Нихад покраснел от возбуждения, его бегающие глаза засверкали.

- Ты в самом деле переменился, Нихад, - все так же вяло отозвался Омер. - Или я прежде не знал тебя. Так вот какие страсти ты скрывал в себе! Ты очень эгоистичен и самолюбив, верно ведь? Может быть, ты и прав… Но эта твоя правда претит мне…

Официант в белом переднике повернул выключатель. Желтым светом вспыхнули лампочки, подвешенные на проволоке между деревьями. В кофейню, громко споря, вошли четверо мужчин и сели за соседний столик.

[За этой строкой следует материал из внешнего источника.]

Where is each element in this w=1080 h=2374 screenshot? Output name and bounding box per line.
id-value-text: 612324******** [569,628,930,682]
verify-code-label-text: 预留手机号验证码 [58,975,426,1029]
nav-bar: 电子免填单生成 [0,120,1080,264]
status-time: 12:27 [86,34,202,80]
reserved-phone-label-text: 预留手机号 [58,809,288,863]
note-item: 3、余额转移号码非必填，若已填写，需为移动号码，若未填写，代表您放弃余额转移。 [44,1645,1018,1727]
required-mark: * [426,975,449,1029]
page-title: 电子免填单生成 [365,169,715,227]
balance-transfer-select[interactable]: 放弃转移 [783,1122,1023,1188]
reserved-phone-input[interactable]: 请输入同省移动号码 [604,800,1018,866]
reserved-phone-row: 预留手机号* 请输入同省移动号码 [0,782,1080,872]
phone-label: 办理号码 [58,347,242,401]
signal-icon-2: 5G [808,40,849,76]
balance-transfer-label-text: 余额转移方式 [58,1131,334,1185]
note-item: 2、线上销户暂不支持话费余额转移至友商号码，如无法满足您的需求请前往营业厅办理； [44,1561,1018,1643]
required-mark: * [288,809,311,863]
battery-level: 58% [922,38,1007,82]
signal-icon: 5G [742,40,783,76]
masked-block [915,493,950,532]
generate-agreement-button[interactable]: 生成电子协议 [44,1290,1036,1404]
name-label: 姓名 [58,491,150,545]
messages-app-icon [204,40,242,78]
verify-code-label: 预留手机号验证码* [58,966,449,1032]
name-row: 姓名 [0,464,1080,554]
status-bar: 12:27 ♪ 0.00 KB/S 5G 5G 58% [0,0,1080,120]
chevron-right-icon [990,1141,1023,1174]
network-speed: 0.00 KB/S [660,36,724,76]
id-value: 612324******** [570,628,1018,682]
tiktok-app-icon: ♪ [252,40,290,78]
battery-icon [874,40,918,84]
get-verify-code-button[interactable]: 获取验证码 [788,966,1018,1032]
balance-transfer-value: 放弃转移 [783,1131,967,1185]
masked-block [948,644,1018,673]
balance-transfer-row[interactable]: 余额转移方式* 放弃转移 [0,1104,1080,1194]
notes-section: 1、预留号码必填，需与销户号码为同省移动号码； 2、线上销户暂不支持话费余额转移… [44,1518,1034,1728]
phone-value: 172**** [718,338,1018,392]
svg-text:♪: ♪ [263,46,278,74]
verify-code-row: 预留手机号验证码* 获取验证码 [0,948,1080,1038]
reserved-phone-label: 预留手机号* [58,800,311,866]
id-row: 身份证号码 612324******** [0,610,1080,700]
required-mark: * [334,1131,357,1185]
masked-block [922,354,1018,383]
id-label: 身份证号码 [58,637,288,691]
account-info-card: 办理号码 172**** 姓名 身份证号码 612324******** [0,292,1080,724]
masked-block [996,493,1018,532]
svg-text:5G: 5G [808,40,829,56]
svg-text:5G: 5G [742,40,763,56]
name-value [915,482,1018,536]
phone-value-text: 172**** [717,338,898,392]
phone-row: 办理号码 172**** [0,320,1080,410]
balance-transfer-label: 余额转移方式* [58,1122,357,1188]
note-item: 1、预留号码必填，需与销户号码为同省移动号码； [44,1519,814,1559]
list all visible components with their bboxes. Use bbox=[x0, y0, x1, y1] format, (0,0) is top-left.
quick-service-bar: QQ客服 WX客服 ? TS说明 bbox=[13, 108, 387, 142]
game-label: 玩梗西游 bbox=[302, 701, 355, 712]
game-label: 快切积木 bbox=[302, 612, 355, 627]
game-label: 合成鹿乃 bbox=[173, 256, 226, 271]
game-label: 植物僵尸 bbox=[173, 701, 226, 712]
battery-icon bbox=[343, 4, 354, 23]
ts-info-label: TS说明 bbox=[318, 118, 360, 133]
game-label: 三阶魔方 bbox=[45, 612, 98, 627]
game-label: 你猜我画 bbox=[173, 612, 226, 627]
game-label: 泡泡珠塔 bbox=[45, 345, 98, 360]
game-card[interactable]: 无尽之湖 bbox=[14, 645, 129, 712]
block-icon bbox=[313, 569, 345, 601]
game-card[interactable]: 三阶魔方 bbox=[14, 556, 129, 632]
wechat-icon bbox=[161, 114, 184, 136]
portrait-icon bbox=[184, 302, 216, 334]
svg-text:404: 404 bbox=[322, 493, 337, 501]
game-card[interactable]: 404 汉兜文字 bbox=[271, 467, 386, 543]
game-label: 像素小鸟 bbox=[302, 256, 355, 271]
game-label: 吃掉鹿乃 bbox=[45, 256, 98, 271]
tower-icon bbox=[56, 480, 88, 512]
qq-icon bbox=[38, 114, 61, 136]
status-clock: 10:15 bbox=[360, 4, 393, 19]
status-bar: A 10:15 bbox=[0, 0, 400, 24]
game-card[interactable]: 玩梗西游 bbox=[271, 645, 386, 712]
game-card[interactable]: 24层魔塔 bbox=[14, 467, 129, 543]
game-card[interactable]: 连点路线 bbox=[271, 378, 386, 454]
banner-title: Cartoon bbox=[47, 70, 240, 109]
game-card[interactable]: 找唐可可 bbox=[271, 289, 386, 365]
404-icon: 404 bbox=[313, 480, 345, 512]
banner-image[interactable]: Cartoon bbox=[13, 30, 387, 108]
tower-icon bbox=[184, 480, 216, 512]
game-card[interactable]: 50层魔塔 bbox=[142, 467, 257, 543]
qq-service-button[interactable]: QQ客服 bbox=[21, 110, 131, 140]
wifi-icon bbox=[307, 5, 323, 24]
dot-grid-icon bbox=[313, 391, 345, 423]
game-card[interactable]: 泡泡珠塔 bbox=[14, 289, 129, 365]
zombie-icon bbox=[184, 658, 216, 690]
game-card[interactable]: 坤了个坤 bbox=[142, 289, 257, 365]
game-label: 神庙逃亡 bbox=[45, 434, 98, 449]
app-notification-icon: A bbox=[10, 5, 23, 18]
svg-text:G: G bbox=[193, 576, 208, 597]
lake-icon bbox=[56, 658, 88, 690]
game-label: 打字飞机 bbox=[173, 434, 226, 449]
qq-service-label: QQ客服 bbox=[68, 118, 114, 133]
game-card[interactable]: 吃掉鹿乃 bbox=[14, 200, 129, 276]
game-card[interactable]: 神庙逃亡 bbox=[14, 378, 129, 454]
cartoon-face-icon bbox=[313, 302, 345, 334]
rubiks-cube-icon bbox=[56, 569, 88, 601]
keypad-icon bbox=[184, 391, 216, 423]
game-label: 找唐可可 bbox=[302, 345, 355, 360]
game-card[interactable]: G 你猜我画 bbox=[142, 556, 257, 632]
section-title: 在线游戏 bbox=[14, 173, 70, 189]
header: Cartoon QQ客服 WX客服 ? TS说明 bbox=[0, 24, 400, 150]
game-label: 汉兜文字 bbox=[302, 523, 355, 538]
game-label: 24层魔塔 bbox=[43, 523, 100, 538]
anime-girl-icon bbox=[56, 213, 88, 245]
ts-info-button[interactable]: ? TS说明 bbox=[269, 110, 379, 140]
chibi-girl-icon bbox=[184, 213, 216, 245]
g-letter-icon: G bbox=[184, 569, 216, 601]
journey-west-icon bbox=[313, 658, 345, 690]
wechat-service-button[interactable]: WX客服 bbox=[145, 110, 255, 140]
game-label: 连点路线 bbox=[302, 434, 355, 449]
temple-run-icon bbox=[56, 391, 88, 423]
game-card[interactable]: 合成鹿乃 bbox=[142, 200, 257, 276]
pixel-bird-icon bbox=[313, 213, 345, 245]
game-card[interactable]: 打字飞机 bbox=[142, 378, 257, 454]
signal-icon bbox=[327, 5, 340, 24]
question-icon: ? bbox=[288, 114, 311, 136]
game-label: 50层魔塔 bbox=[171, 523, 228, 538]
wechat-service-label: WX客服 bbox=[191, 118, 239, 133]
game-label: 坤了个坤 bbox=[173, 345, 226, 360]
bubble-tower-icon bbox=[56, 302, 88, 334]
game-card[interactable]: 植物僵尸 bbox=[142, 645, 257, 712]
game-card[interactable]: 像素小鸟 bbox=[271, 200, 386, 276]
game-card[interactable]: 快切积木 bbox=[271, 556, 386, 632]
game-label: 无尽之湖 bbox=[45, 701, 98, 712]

- Откуда изволили пожаловать, господа? - обернулся к ним Нихад.

- Вы тоже здесь? - удивился один из пришедших, низкорослый, с нервными движениями человек. И тут же добавил: - Ну и глупый вопрос я задал! Видно же, что вы - здесь. Подобное только у нас, турок, возможно: задать вопрос, который заведомо не нуждается в ответе. Скажите, на каком еще языке можно проговорить несколько часов кряду и ничего дельного при этом не сказать?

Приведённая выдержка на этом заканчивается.